As previously reported with results from SPORTIF III and V, an increase of liver enzymes (ALAT) was greater than three times the upper limit of normal in 6.1 percent of those treated with EXANTA vs. 0.8 percent treated with warfarin. However, nearly all enzyme changes occurred within the first six months of treatment with ximelagatran and decreased whether or not the drug was stopped.
The SPORTIF III and V studies, directed by investigators at Mount Sinai School of Medicine last year, represent the largest study program to date for stroke prevention in patients with AF. SPORTIF III (open-label) and V (double-blind) demonstrated that fixed oral-dose ximelagatran (36 mg twice daily) with no coagulation monitoring is as effective as well-controlled warfarin (dose-adjusted to a standard level of anticoagulation intensity, INR 2-3) in preventing strokes (ischemic or hemorrhagic) and systemic embolic events in patients with AF. AstraZeneca PLC, which is developing ximelagatran under the trade name EXANTA®, sponsored the research.
About Atrial Fibrillation
Atrial Fibrillation (AF) is a common irregular heartbeat that occurs when the two small upper chambers of the heart (known as the atria) beat rapidly and unpredictably, which sometimes allows blood to pool and clot. If a section of the blood clot travels to an artery in the brain, a stroke may result. AF affects more than two million Americans. Approximately 15 percent of all strokes occur in people with AF. Age, high blood pressure, diabetes and congestive heart failure further increase the risk of stroke in patients with AF. Patients with AF also tend to have more disabling first strokes compared to those without AF.
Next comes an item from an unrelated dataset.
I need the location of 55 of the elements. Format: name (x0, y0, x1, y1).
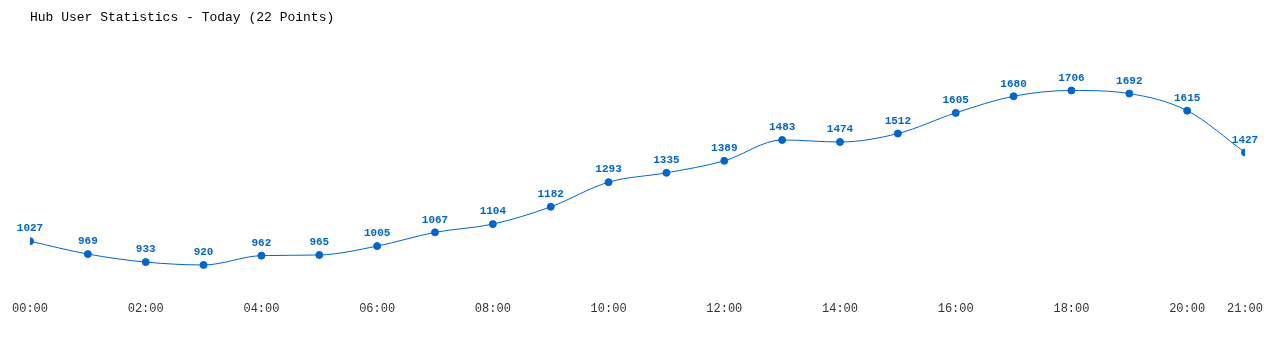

Stroke risk in patients with AF can be reduced by 62 percent using oral anticoagulant therapy such as warfarin. However, many eligible patients are not receiving oral anticoagulant therapy. Warfarin requires frequent monitoring, dosage adjustments to prevent excessive bleeding or inadequate anticoagulation, and can interact with many foods and medications.
Cardiovascular Research At Mount Sinai
The Zena and Michael A. Wiener Cardiovascular Institute and the Marie-Josée and Henry R. Kravis Center for Cardiovascular Health at The Mount Sinai Medical Center are preeminent resources for the study and treatment of heart and blood vessel diseases. Committed to finding new and improved methods of diagnosis, treatment and prevention, they comprise a multidisciplinary effort that brings together the extraordinary expertise of Mount Sinai School of Medicine and The Mount Sinai Hospital in cardiology, cardiovascular surgery, medical education, research and community service, with state-of-the-art facilities for patient care, advanced laboratories for scientific research and leading programs for postgraduate education of clinician-scientists.